Stefanie Hofer
- Department of Modern and Classical Languages and Literatures
220 Stanger Street
Blacksburg, VA 24061
Stefanie Hofer is an associate professor of German in the Department of Modern and Classical Languages and Literatures at Virginia Tech. She has published on contemporary German literature and cinematic depictions of Germany’s struggle to come to terms with Nazi atrocities and left-wing terrorism. Her current research focuses on the role of autobiographical narratives in post-traumatic healing. Drawing from her own experiences after the murder of her husband during the April 16, 2007, shootings at Virginia Tech, she argues that analyzing literary and filmic depictions of loss and trauma across time and cultures can serve as a catharsis for grieving and, ultimately, provide a self-determined space for working through trauma.
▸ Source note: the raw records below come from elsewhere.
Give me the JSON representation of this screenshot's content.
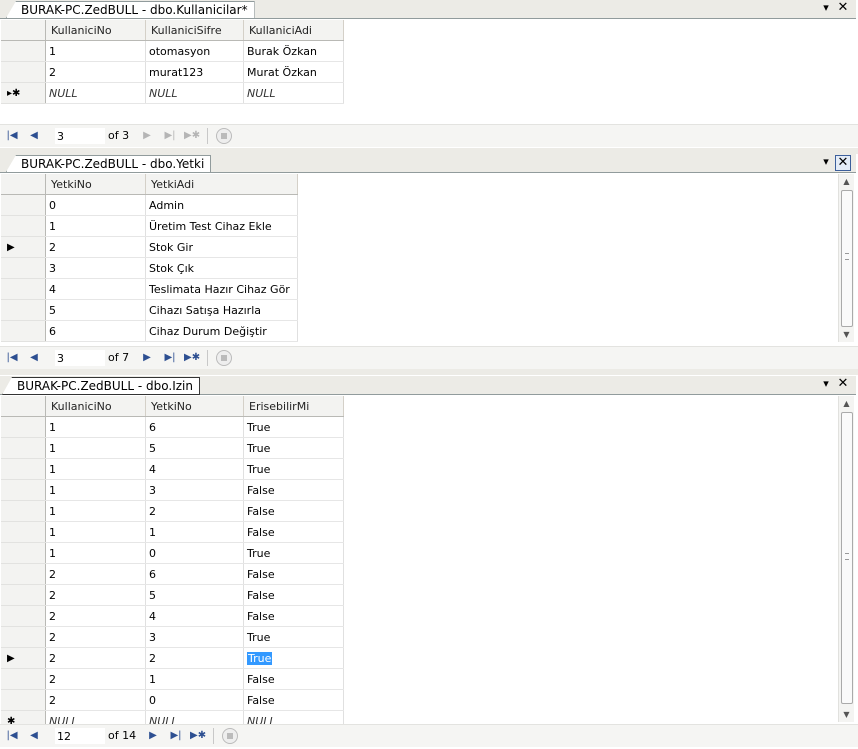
{
  "panes": [
    {
      "tab_title": "BURAK-PC.ZedBULL - dbo.Kullanicilar*",
      "columns": [
        "KullaniciNo",
        "KullaniciSifre",
        "KullaniciAdi"
      ],
      "rows": [
        [
          "1",
          "otomasyon",
          "Burak Özkan"
        ],
        [
          "2",
          "murat123",
          "Murat Özkan"
        ]
      ],
      "new_row": [
        "NULL",
        "NULL",
        "NULL"
      ],
      "new_row_marker": "▸✱",
      "nav": {
        "position": "3",
        "of_label": "of 3"
      }
    },
    {
      "tab_title": "BURAK-PC.ZedBULL - dbo.Yetki",
      "columns": [
        "YetkiNo",
        "YetkiAdi"
      ],
      "rows": [
        [
          "0",
          "Admin"
        ],
        [
          "1",
          "Üretim Test Cihaz Ekle"
        ],
        [
          "2",
          "Stok Gir"
        ],
        [
          "3",
          "Stok Çık"
        ],
        [
          "4",
          "Teslimata Hazır Cihaz Gör"
        ],
        [
          "5",
          "Cihazı Satışa Hazırla"
        ],
        [
          "6",
          "Cihaz Durum Değiştir"
        ]
      ],
      "current_row_index": 2,
      "nav": {
        "position": "3",
        "of_label": "of 7"
      }
    },
    {
      "tab_title": "BURAK-PC.ZedBULL - dbo.Izin",
      "columns": [
        "KullaniciNo",
        "YetkiNo",
        "ErisebilirMi"
      ],
      "rows": [
        [
          "1",
          "6",
          "True"
        ],
        [
          "1",
          "5",
          "True"
        ],
        [
          "1",
          "4",
          "True"
        ],
        [
          "1",
          "3",
          "False"
        ],
        [
          "1",
          "2",
          "False"
        ],
        [
          "1",
          "1",
          "False"
        ],
        [
          "1",
          "0",
          "True"
        ],
        [
          "2",
          "6",
          "False"
        ],
        [
          "2",
          "5",
          "False"
        ],
        [
          "2",
          "4",
          "False"
        ],
        [
          "2",
          "3",
          "True"
        ],
        [
          "2",
          "2",
          "True"
        ],
        [
          "2",
          "1",
          "False"
        ],
        [
          "2",
          "0",
          "False"
        ]
      ],
      "new_row": [
        "NULL",
        "NULL",
        "NULL"
      ],
      "new_row_marker": "✱",
      "current_row_index": 11,
      "selected_cell": "True",
      "nav": {
        "position": "12",
        "of_label": "of 14"
      }
    }
  ],
  "icons": {
    "current_row": "▶",
    "dropdown": "▾",
    "close": "✕",
    "first": "first-record-icon",
    "prev": "previous-record-icon",
    "next": "next-record-icon",
    "last": "last-record-icon",
    "new": "new-record-icon",
    "stop": "stop-icon"
  },
  "colors": {
    "selection": "#3399ff",
    "nav_icon": "#2d4f91"
  }
}
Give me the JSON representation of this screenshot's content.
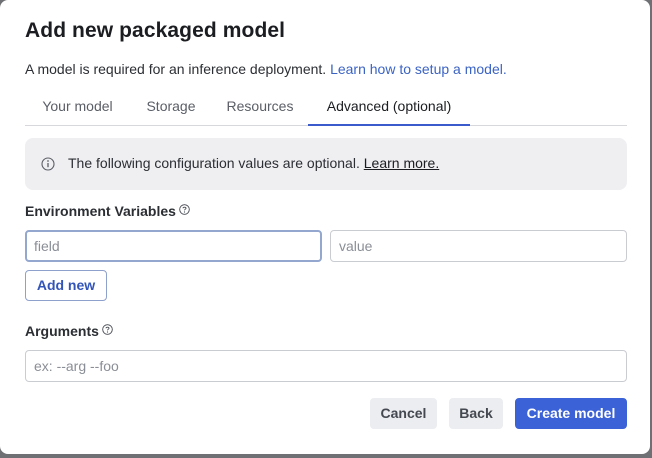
{
  "dialog": {
    "title": "Add new packaged model",
    "subtitle": "A model is required for an inference deployment.",
    "subtitle_link": "Learn how to setup a model."
  },
  "tabs": [
    {
      "label": "Your model",
      "active": false
    },
    {
      "label": "Storage",
      "active": false
    },
    {
      "label": "Resources",
      "active": false
    },
    {
      "label": "Advanced (optional)",
      "active": true
    }
  ],
  "callout": {
    "icon": "info-icon",
    "text": "The following configuration values are optional.",
    "link": "Learn more."
  },
  "env_vars": {
    "label": "Environment Variables",
    "help_icon": "help-circle-icon",
    "field_placeholder": "field",
    "field_value": "",
    "value_placeholder": "value",
    "value_value": "",
    "add_button": "Add new"
  },
  "arguments": {
    "label": "Arguments",
    "help_icon": "help-circle-icon",
    "placeholder": "ex: --arg --foo",
    "value": ""
  },
  "footer": {
    "cancel": "Cancel",
    "back": "Back",
    "create": "Create model"
  },
  "colors": {
    "accent": "#3b62d6",
    "tab_underline": "#3b5bcc",
    "link": "#3b63c4",
    "callout_bg": "#efeff2"
  }
}
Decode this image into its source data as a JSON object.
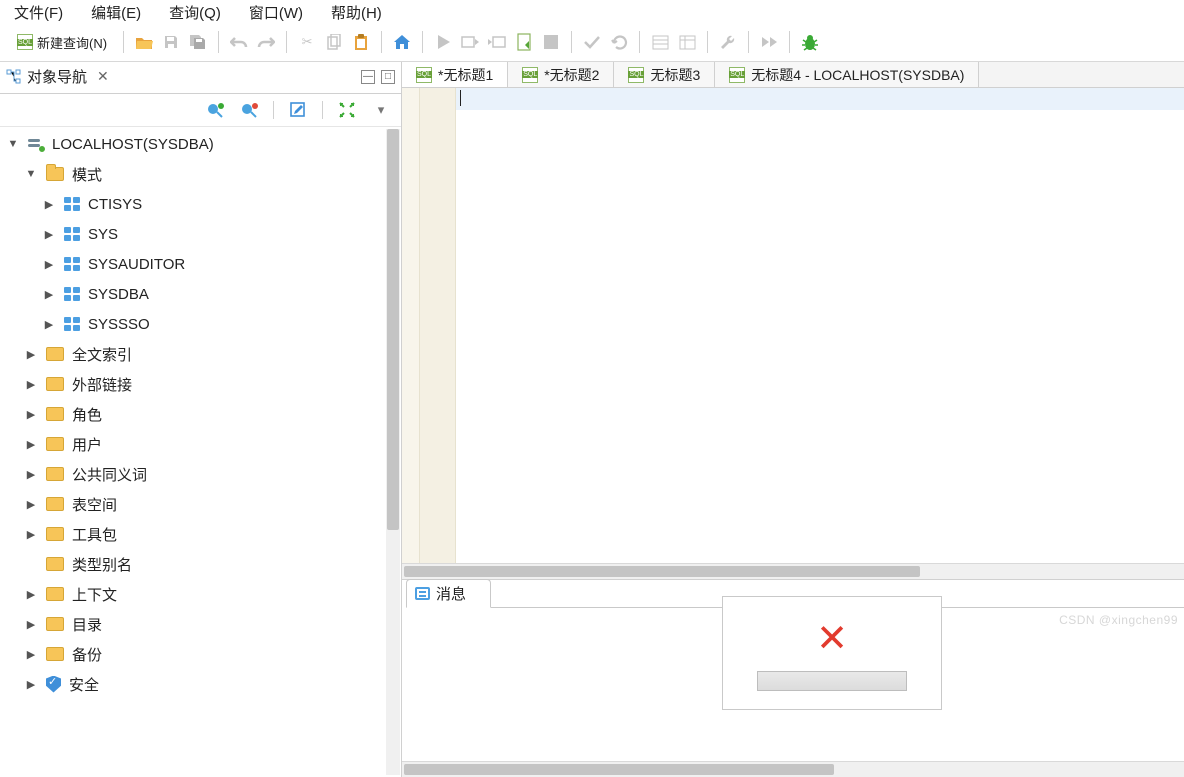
{
  "menu": {
    "items": [
      "文件(F)",
      "编辑(E)",
      "查询(Q)",
      "窗口(W)",
      "帮助(H)"
    ]
  },
  "toolbar": {
    "new_query": "新建查询(N)"
  },
  "object_nav": {
    "title": "对象导航",
    "root": "LOCALHOST(SYSDBA)",
    "schema_folder": "模式",
    "schemas": [
      "CTISYS",
      "SYS",
      "SYSAUDITOR",
      "SYSDBA",
      "SYSSSO"
    ],
    "folders": [
      "全文索引",
      "外部链接",
      "角色",
      "用户",
      "公共同义词",
      "表空间",
      "工具包",
      "类型别名",
      "上下文",
      "目录",
      "备份",
      "安全"
    ]
  },
  "editor_tabs": [
    {
      "label": "*无标题1"
    },
    {
      "label": "*无标题2"
    },
    {
      "label": "无标题3"
    },
    {
      "label": "无标题4 - LOCALHOST(SYSDBA)"
    }
  ],
  "bottom_panel": {
    "tab": "消息"
  },
  "watermark": "CSDN @xingchen99"
}
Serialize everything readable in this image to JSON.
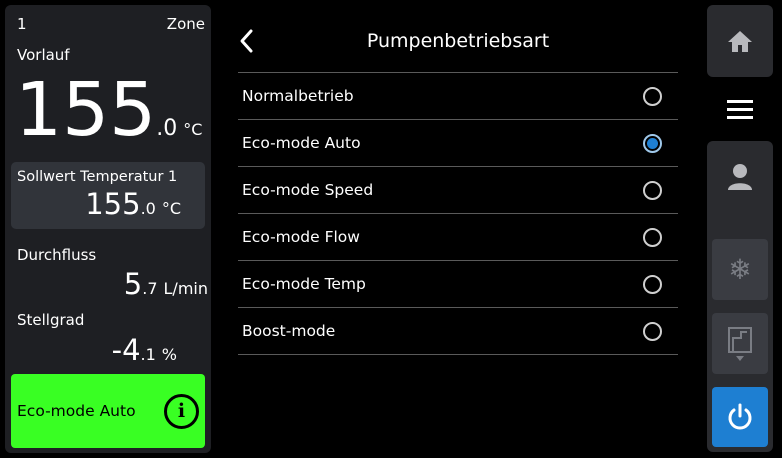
{
  "zone": {
    "number": "1",
    "label": "Zone"
  },
  "vorlauf": {
    "label": "Vorlauf",
    "value_int": "155",
    "value_dec": ".0",
    "unit": "°C"
  },
  "sollwert": {
    "label": "Sollwert Temperatur 1",
    "value_int": "155",
    "value_dec": ".0",
    "unit": "°C"
  },
  "durchfluss": {
    "label": "Durchfluss",
    "value_int": "5",
    "value_dec": ".7",
    "unit": "L/min"
  },
  "stellgrad": {
    "label": "Stellgrad",
    "value_int": "-4",
    "value_dec": ".1",
    "unit": "%"
  },
  "status": {
    "label": "Eco-mode Auto",
    "color": "#39ff23"
  },
  "header": {
    "title": "Pumpenbetriebsart"
  },
  "options": [
    {
      "label": "Normalbetrieb",
      "selected": false
    },
    {
      "label": "Eco-mode Auto",
      "selected": true
    },
    {
      "label": "Eco-mode Speed",
      "selected": false
    },
    {
      "label": "Eco-mode Flow",
      "selected": false
    },
    {
      "label": "Eco-mode Temp",
      "selected": false
    },
    {
      "label": "Boost-mode",
      "selected": false
    }
  ],
  "nav": {
    "icons": [
      "home-icon",
      "menu-icon",
      "user-icon",
      "snowflake-icon",
      "door-icon",
      "power-icon"
    ],
    "snowflake_glyph": "❄",
    "accent_color": "#1e7fd2"
  }
}
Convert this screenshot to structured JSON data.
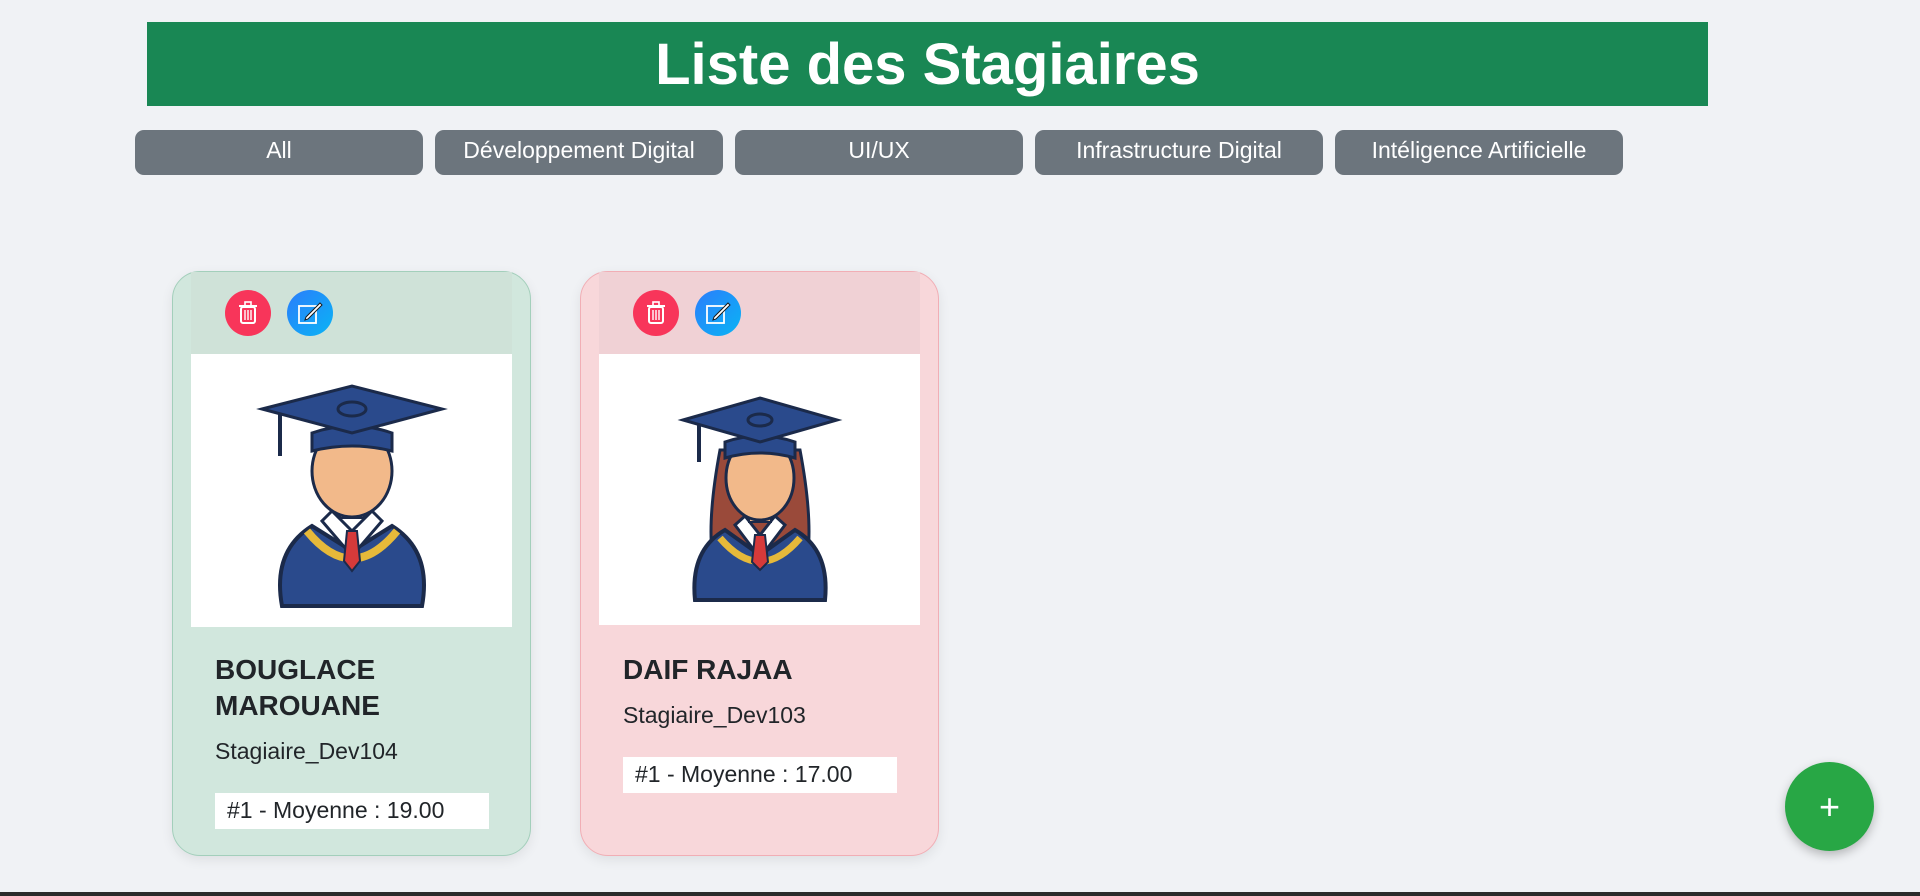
{
  "header": {
    "title": "Liste des Stagiaires"
  },
  "filters": [
    {
      "label": "All"
    },
    {
      "label": "Développement Digital"
    },
    {
      "label": "UI/UX"
    },
    {
      "label": "Infrastructure Digital"
    },
    {
      "label": "Intéligence Artificielle"
    }
  ],
  "cards": [
    {
      "name": "BOUGLACE MAROUANE",
      "role": "Stagiaire_Dev104",
      "average": "#1 - Moyenne : 19.00",
      "status_color": "#d1e7dd"
    },
    {
      "name": "DAIF RAJAA",
      "role": "Stagiaire_Dev103",
      "average": "#1 - Moyenne : 17.00",
      "status_color": "#f8d7da"
    }
  ],
  "fab": {
    "label": "+"
  },
  "icons": {
    "delete": "trash-icon",
    "edit": "edit-icon",
    "avatar_male": "graduate-male-icon",
    "avatar_female": "graduate-female-icon"
  },
  "colors": {
    "header": "#198754",
    "filter": "#6c757d",
    "delete": "#f8355a",
    "edit": "#0d8bf5",
    "fab": "#28a745"
  }
}
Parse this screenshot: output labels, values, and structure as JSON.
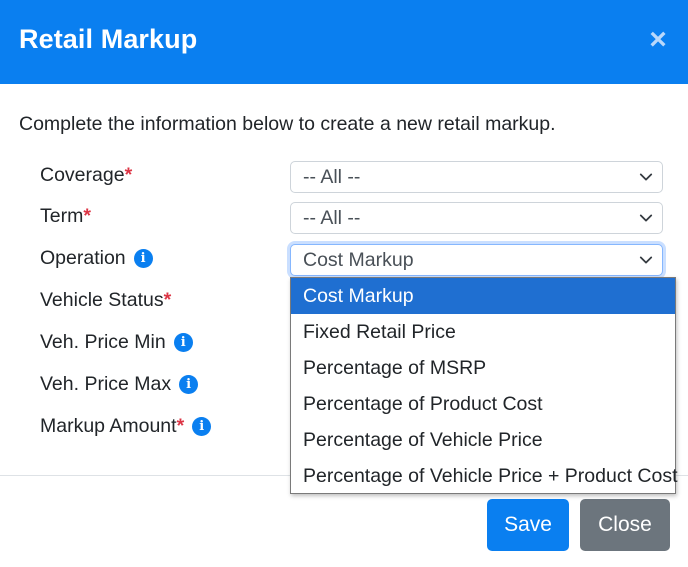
{
  "modal": {
    "title": "Retail Markup",
    "close_icon": "×",
    "intro": "Complete the information below to create a new retail markup."
  },
  "fields": {
    "coverage": {
      "label": "Coverage",
      "required_mark": "*",
      "value": "-- All --"
    },
    "term": {
      "label": "Term",
      "required_mark": "*",
      "value": "-- All --"
    },
    "operation": {
      "label": "Operation",
      "info_icon": "i",
      "value": "Cost Markup"
    },
    "vehicle_status": {
      "label": "Vehicle Status",
      "required_mark": "*"
    },
    "veh_price_min": {
      "label": "Veh. Price Min",
      "info_icon": "i"
    },
    "veh_price_max": {
      "label": "Veh. Price Max",
      "info_icon": "i"
    },
    "markup_amount": {
      "label": "Markup Amount",
      "required_mark": "*",
      "info_icon": "i"
    }
  },
  "operation_dropdown": {
    "options": [
      "Cost Markup",
      "Fixed Retail Price",
      "Percentage of MSRP",
      "Percentage of Product Cost",
      "Percentage of Vehicle Price",
      "Percentage of Vehicle Price + Product Cost"
    ],
    "selected_index": 0
  },
  "buttons": {
    "save": "Save",
    "close": "Close"
  },
  "colors": {
    "header": "#0a7ff0",
    "required": "#dc3545",
    "info": "#0a7ff0",
    "selected_option": "#1f6fd1",
    "save_button": "#0a7ff0",
    "close_button": "#6c757d"
  }
}
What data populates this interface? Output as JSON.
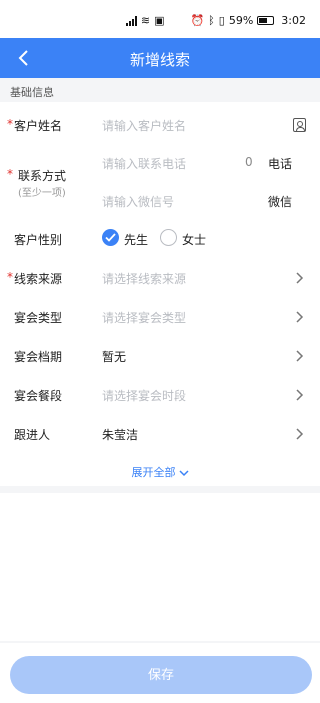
{
  "status_bar": {
    "battery": "59%",
    "time": "3:02"
  },
  "header": {
    "title": "新增线索"
  },
  "section": {
    "label": "基础信息"
  },
  "form": {
    "required_mark": "*",
    "customer_name": {
      "label": "客户姓名",
      "placeholder": "请输入客户姓名"
    },
    "contact": {
      "label": "联系方式",
      "hint": "(至少一项)",
      "phone_placeholder": "请输入联系电话",
      "phone_count": "0",
      "phone_type": "电话",
      "wechat_placeholder": "请输入微信号",
      "wechat_type": "微信"
    },
    "gender": {
      "label": "客户性别",
      "options": [
        "先生",
        "女士"
      ],
      "selected": "先生"
    },
    "source": {
      "label": "线索来源",
      "placeholder": "请选择线索来源"
    },
    "banquet_type": {
      "label": "宴会类型",
      "placeholder": "请选择宴会类型"
    },
    "schedule": {
      "label": "宴会档期",
      "value": "暂无"
    },
    "meal_period": {
      "label": "宴会餐段",
      "placeholder": "请选择宴会时段"
    },
    "follower": {
      "label": "跟进人",
      "value": "朱莹洁"
    },
    "expand_label": "展开全部"
  },
  "footer": {
    "save_label": "保存"
  },
  "colors": {
    "primary": "#3b82f6",
    "save_disabled": "#a9c7f9",
    "required": "#e0302c"
  }
}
Her work has appeared in scholarly journals for German Studies such as German Life and Letters, Seminar, Women in German Yearbook, for Cinema Studies such as Film Criticism, and for Psychoanalysis such as American Imago. Furthermore, her essay “Lockout: Spacing Trauma and Recovery in the Aftermath of the Virginia Tech Shootings” was the lead article in a special issue dedicated to “Memory and Remembrance: Essays in Psychoanalytic Autobiography” in American Imago. Her research has also been supported by several internal research grants at VT. In 2017, she received the Sturm Award for Faculty Excellence in Research from the VT chapter of Phi Beta Kappa.